Djerba, premier jour

5h du matin, nuit courte et départ embrumé vers l'aéroport. Le taxi nous dépose à Orly et nous embarquons pour Djerba parmi une multitude de familles et d'enfants, locaux ou touristes. Trop ensommeillée pour profiter pleinement de la vue, je ne jette un oeil par le hublot que lorsque l'île apparait : plaine desséchée sur la mer bleue. Il est 9h heure locale et nous voilà atterris, le ciel est nuageux et l'air un peu plus frais que ce que nous espérions. Notre ami R. chez qui nous logeons nous accueille et nous prenons avec lui le taxi vers la ville.

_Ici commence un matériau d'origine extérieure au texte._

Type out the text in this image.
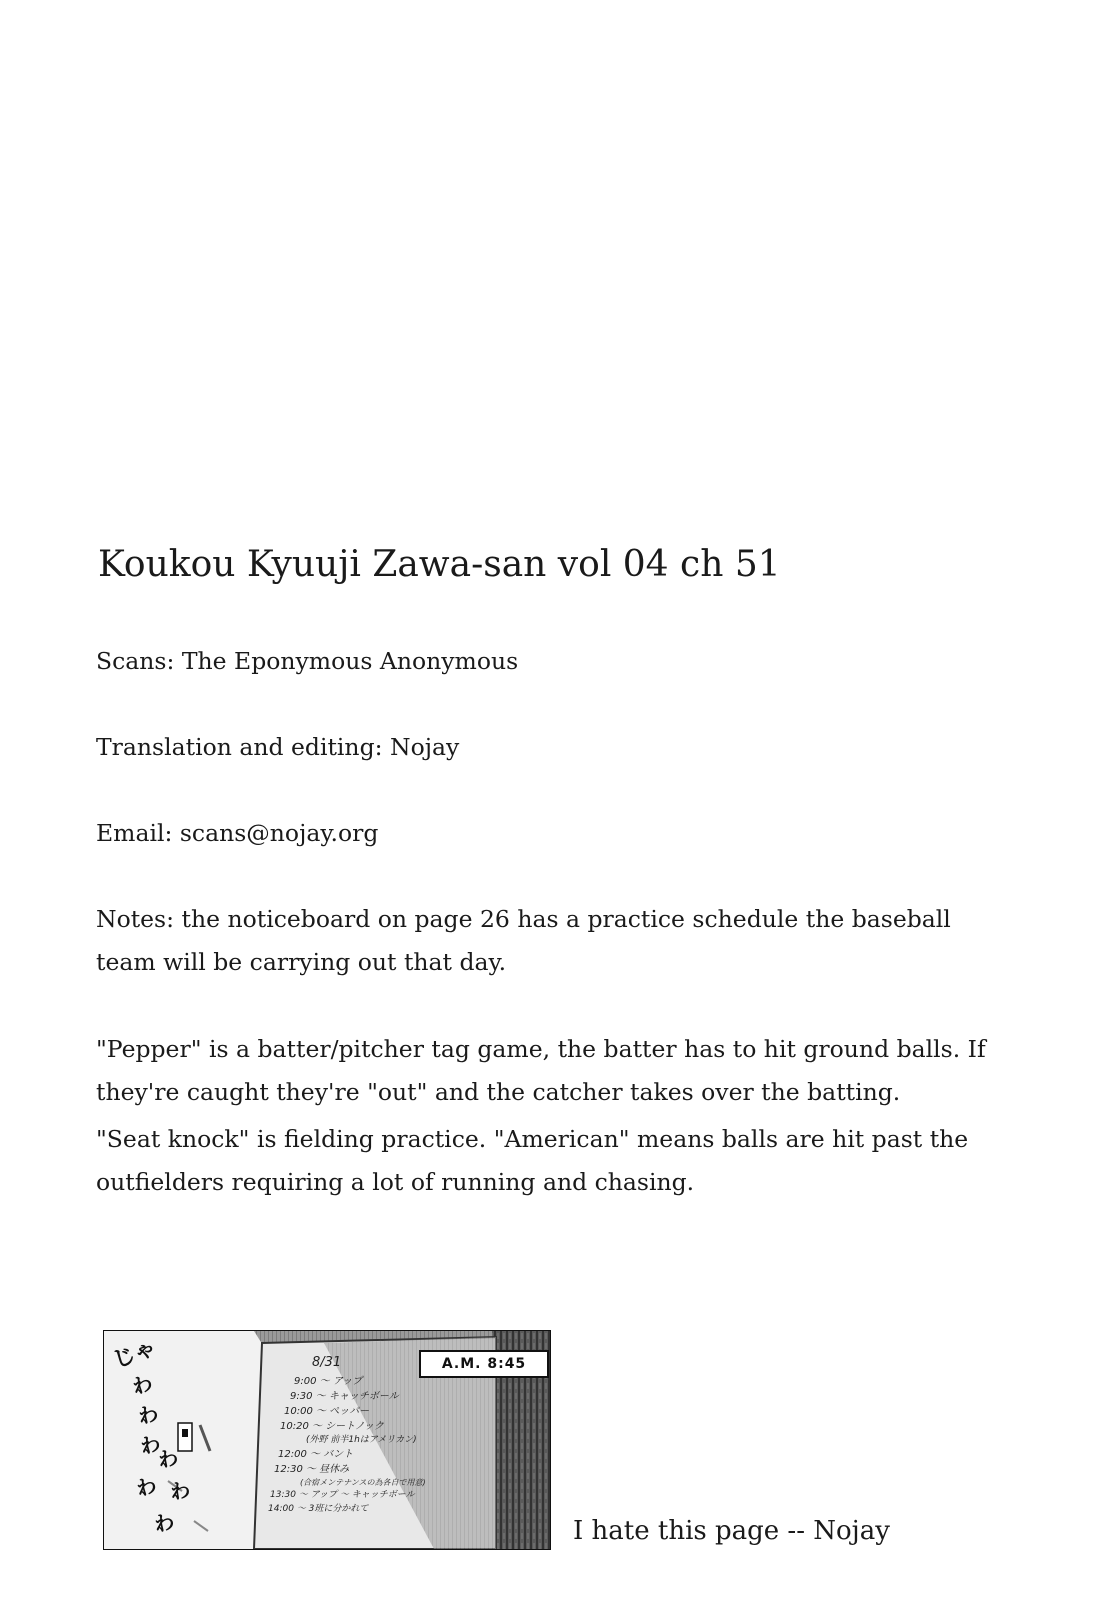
Koukou Kyuuji Zawa-san vol 04 ch 51

Scans: The Eponymous Anonymous

Translation and editing: Nojay

Email: scans@nojay.org

Notes: the noticeboard on page 26 has a practice schedule the baseball team will be carrying out that day.

"Pepper" is a batter/pitcher tag game, the batter has to hit ground balls. If they're caught they're "out" and the catcher takes over the batting.

"Seat knock" is fielding practice. "American" means balls are hit past the outfielders requiring a lot of running and chasing.

A.M. 8:45
8/31
9:00 ～ アップ
9:30 ～ キャッチボール
10:00 ～ ペッパー
10:20 ～ シートノック
(外野 前半1hはアメリカン)
12:00 ～ バント
12:30 ～ 昼休み
(合宿メンテナンスの為各自で用意)
13:30 ～ アップ ～ キャッチボール
14:00 ～ 3班に分かれて
じゃ
わ
わ
わ
わ
わ わ
わ	I hate this page -- Nojay
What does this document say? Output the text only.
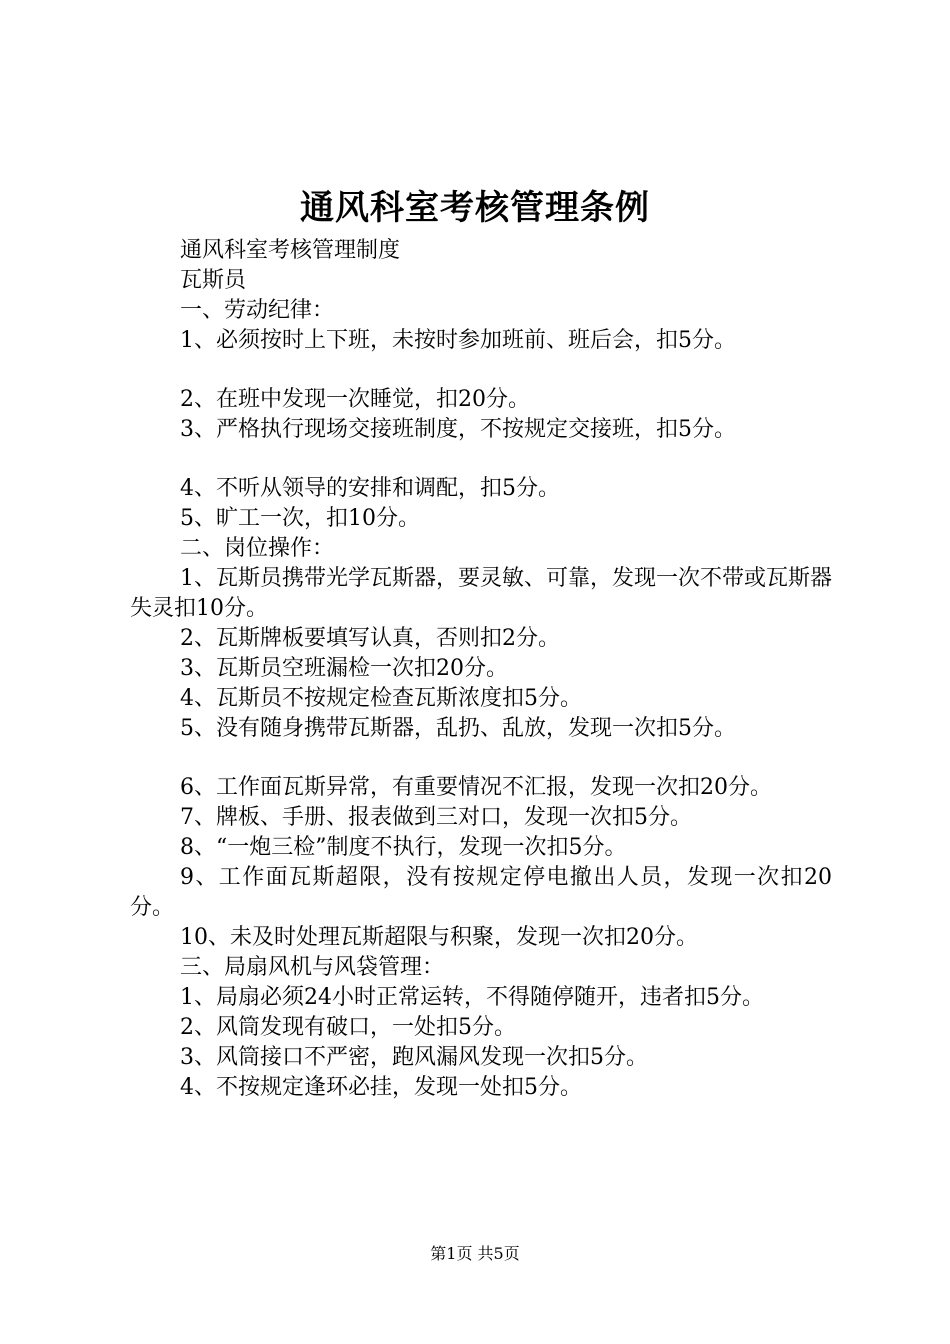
通风科室考核管理条例
通风科室考核管理制度
瓦斯员
一、劳动纪律：
1、必须按时上下班，未按时参加班前、班后会，扣5分。
2、在班中发现一次睡觉，扣20分。
3、严格执行现场交接班制度，不按规定交接班，扣5分。
4、不听从领导的安排和调配，扣5分。
5、旷工一次，扣10分。
二、岗位操作：
1、瓦斯员携带光学瓦斯器，要灵敏、可靠，发现一次不带或瓦斯器失灵扣10分。
2、瓦斯牌板要填写认真，否则扣2分。
3、瓦斯员空班漏检一次扣20分。
4、瓦斯员不按规定检查瓦斯浓度扣5分。
5、没有随身携带瓦斯器，乱扔、乱放，发现一次扣5分。
6、工作面瓦斯异常，有重要情况不汇报，发现一次扣20分。
7、牌板、手册、报表做到三对口，发现一次扣5分。
8、“一炮三检”制度不执行，发现一次扣5分。
9、工作面瓦斯超限，没有按规定停电撤出人员，发现一次扣20分。
10、未及时处理瓦斯超限与积聚，发现一次扣20分。
三、局扇风机与风袋管理：
1、局扇必须24小时正常运转，不得随停随开，违者扣5分。
2、风筒发现有破口，一处扣5分。
3、风筒接口不严密，跑风漏风发现一次扣5分。
4、不按规定逢环必挂，发现一处扣5分。
第1页 共5页
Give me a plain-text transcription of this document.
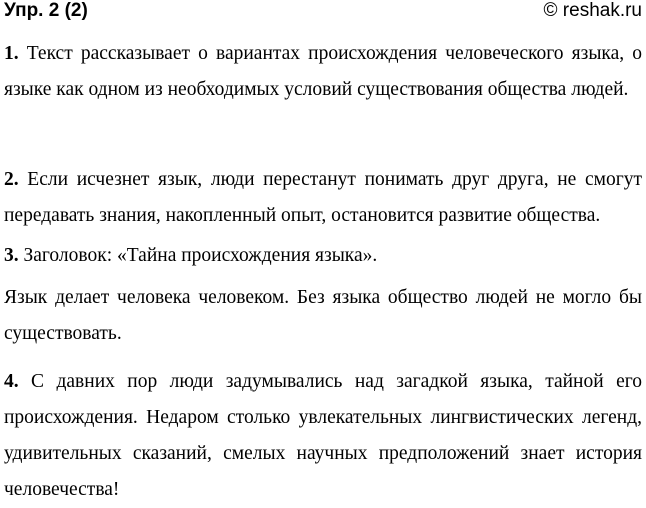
Упр. 2 (2)	© reshak.ru

1. Текст рассказывает о вариантах происхождения человеческого языка, о языке как одном из необходимых условий существования общества людей.

2. Если исчезнет язык, люди перестанут понимать друг друга, не смогут передавать знания, накопленный опыт, остановится развитие общества.

3. Заголовок: «Тайна происхождения языка».

Язык делает человека человеком. Без языка общество людей не могло бы существовать.

4. С давних пор люди задумывались над загадкой языка, тайной его происхождения. Недаром столько увлекательных лингвистических легенд, удивительных сказаний, смелых научных предположений знает история человечества!
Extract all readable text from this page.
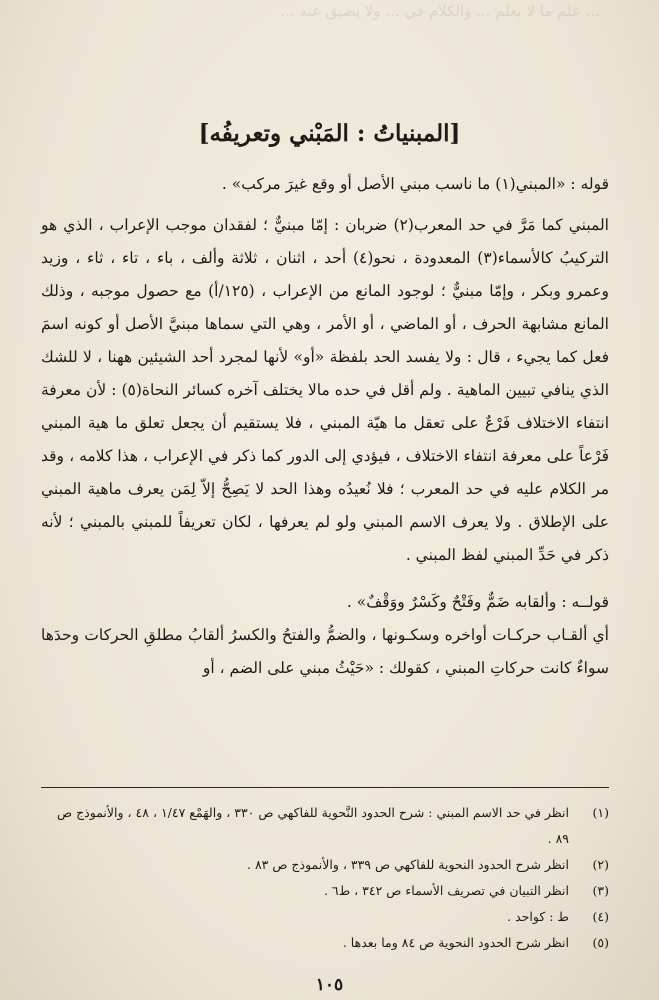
... علم ما لا يعلم ... والكلام في ... ولا يضيق عنه ...
[المبنياتُ : المَبْني وتعريفُه]

قوله : «المبني(١) ما ناسب مبني الأصل أو وقع غيرَ مركب» .

المبني كما مَرَّ في حد المعرب(٢) ضربان : إمّا مبنيٌّ ؛ لفقدان موجب الإعراب ، الذي هو التركيبُ كالأسماء(٣) المعدودة ، نحو(٤) أحد ، اثنان ، ثلاثة وألف ، باء ، تاء ، ثاء ، وزيد وعمرو وبكر ، وإمّا مبنيٌّ ؛ لوجود المانع من الإعراب ، (١٢٥/أ) مع حصول موجبه ، وذلك المانع مشابهة الحرف ، أو الماضي ، أو الأمر ، وهي التي سماها مبنيَّ الأصل أو كونه اسمَ فعل كما يجيء ، قال : ولا يفسد الحد بلفظة «أو» لأنها لمجرد أحد الشيئين ههنا ، لا للشك الذي ينافي تبيين الماهية . ولم أقل في حده مالا يختلف آخره كسائر النحاة(٥) : لأن معرفة انتفاء الاختلاف فَرْعٌ على تعقل ما هيّة المبني ، فلا يستقيم أن يجعل تعلق ما هية المبني فَرْعاً على معرفة انتفاء الاختلاف ، فيؤدي إلى الدور كما ذكر في الإعراب ، هذا كلامه ، وقد مر الكلام عليه في حد المعرب ؛ فلا نُعيدُه وهذا الحد لا يَصِحُّ إلاّ لِمَن يعرف ماهية المبني على الإطلاق . ولا يعرف الاسم المبني ولو لم يعرفها ، لكان تعريفاً للمبني بالمبني ؛ لأنه ذكر في حَدِّ المبني لفظ المبني .

قولــه : وألقابه ضَمٌّ وفَتْحٌ وكَسْرٌ ووَقْفٌ» .

أي ألقـاب حركـات أواخره وسكـونها ، والضمُّ والفتحُ والكسرُ ألقابُ مطلقِ الحركات وحدَها سواءٌ كانت حركاتِ المبني ، كقولك : «حَيْثُ مبني على الضم ، أو

(١)
انظر في حد الاسم المبني : شرح الحدود النَّحوية للفاكهي ص ٣٣٠ ، والهَمْع ١/٤٧ ، ٤٨ ، والأنموذج ص ٨٩ .
(٢)
انظر شرح الحدود النحوية للفاكهي ص ٣٣٩ ، والأنموذج ص ٨٣ .
(٣)
انظر التبيان في تصريف الأسماء ص ٣٤٢ ، ط٦ .
(٤)
ط : كواحد .
(٥)
انظر شرح الحدود النحوية ص ٨٤ وما بعدها .
١٠٥
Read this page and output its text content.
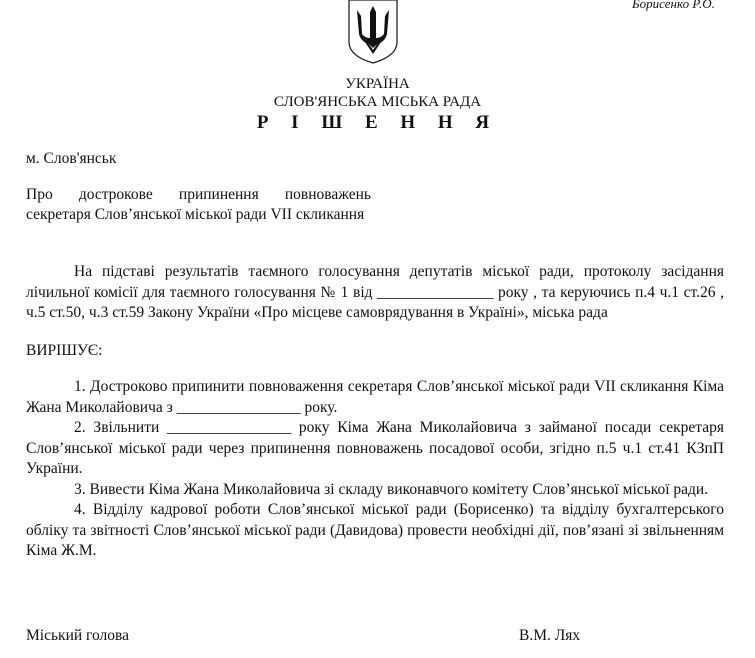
Борисенко Р.О.
УКРАЇНА
СЛОВ'ЯНСЬКА МІСЬКА РАДА
Р І Ш Е Н Н Я
м. Слов'янськ
Про дострокове припинення повноважень секретаря Слов’янської міської ради VII скликання

На підставі результатів таємного голосування депутатів міської ради, протоколу засідання лічильної комісії для таємного голосування № 1 від _______________ року , та керуючись п.4 ч.1 ст.26 , ч.5 ст.50, ч.3 ст.59 Закону України «Про місцеве самоврядування в Україні», міська рада

ВИРІШУЄ:

1. Достроково припинити повноваження секретаря Слов’янської міської ради VII скликання Кіма Жана Миколайовича з ________________ року.

2. Звільнити ________________ року Кіма Жана Миколайовича з займаної посади секретаря Слов’янської міської ради через припинення повноважень посадової особи, згідно п.5 ч.1 ст.41 КЗпП України.

3. Вивести Кіма Жана Миколайовича зі складу виконавчого комітету Слов’янської міської ради.

4. Відділу кадрової роботи Слов’янської міської ради (Борисенко) та відділу бухгалтерського обліку та звітності Слов’янської міської ради (Давидова) провести необхідні дії, пов’язані зі звільненням Кіма Ж.М.

Міський голова	В.М. Лях
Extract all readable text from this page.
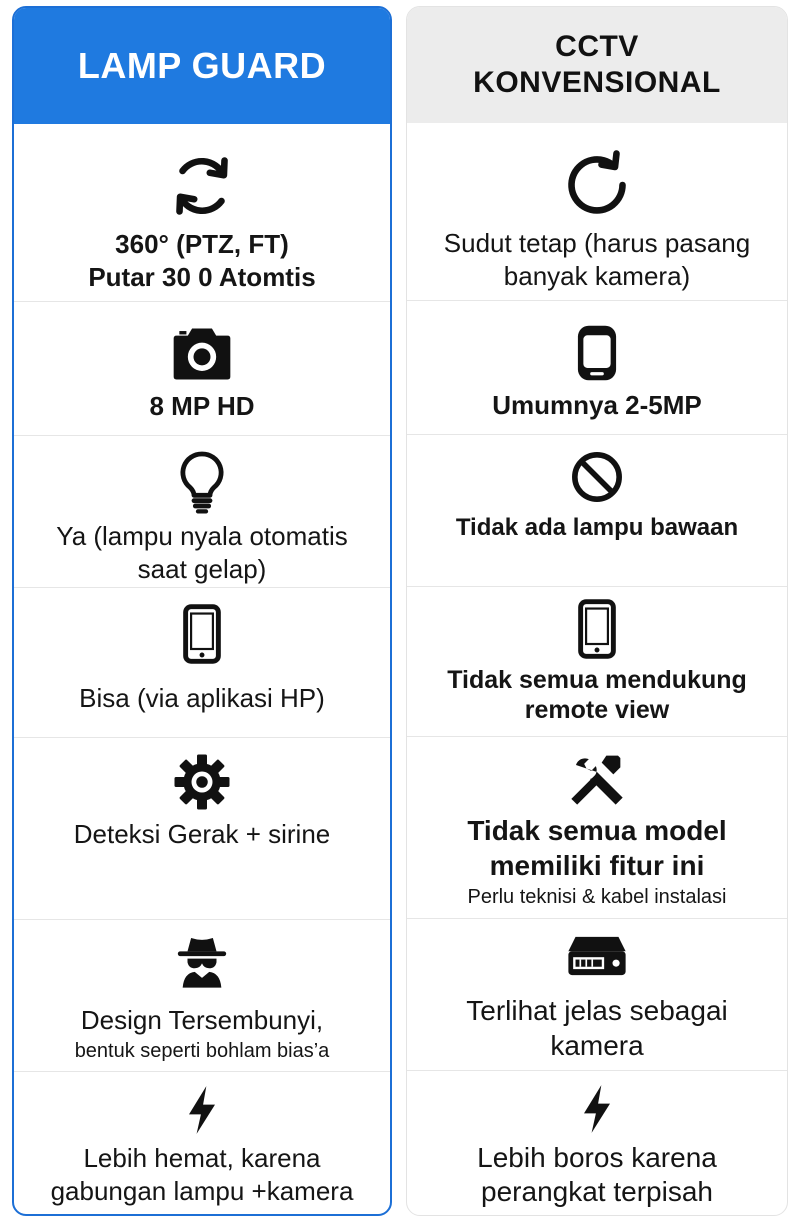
LAMP GUARD
360° (PTZ, FT)
Putar 30 0 Atomtis
8 MP HD
Ya (lampu nyala otomatis
saat gelap)
Bisa (via aplikasi HP)
Deteksi Gerak + sirine
Design Tersembunyi,
bentuk seperti bohlam bias’a
Lebih hemat, karena
gabungan lampu +kamera
CCTV
KONVENSIONAL
Sudut tetap (harus pasang
banyak kamera)
Umumnya 2-5MP
Tidak ada lampu bawaan
Tidak semua mendukung
remote view
Tidak semua model
memiliki fitur ini
Perlu teknisi & kabel instalasi
Terlihat jelas sebagai
kamera
Lebih boros karena
perangkat terpisah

J'aime cette première approche d'un pays nouveau par la vitre du taxi, encore fatiguée du voyage. Djerba se découvre à mes yeux curieux : paysage désertique, quelques palmiers, oliviers et figuiers de barbarie qui poussent au milieu du sable, de petites maisons blanches, toutes en volutes, aux volets bleus. R. loue l'une d'entre elles à l'entrée d'Houmt Souk, la principale ville de l'île. Sa rue est faite de sable, dans la terre sèche de son jardin, quelques fleurs et deux bougainvilliers poussent douloureusement. Il ne loue que le rez-de-chaussée mais l'appartement est très spacieux. Les retraités français viennent chercher la douceur de vivre à Djerba, ils peuvent avoir ici le confort et l'aisance pour 200 euros par mois. Après s'être reposés quelques minutes, nous partons à la conquête du centre ville. Il est accessible à pied et nous marchons donc dans les rues de la ville. Elle est moins dense que ce que j'avais imaginé, le long des larges rues poussiéreuses, se dressent des maisons blanches à l'architecture uniforme et agréable. Nous croisons peu de touristes, les jeunes djerbiens discutent devant leur lycée. Certaines jeunes filles sont voilées mais pas toutes, elles sont à la mode musulmane moderne : un voile discret et esthétique sur une tunique et un jean.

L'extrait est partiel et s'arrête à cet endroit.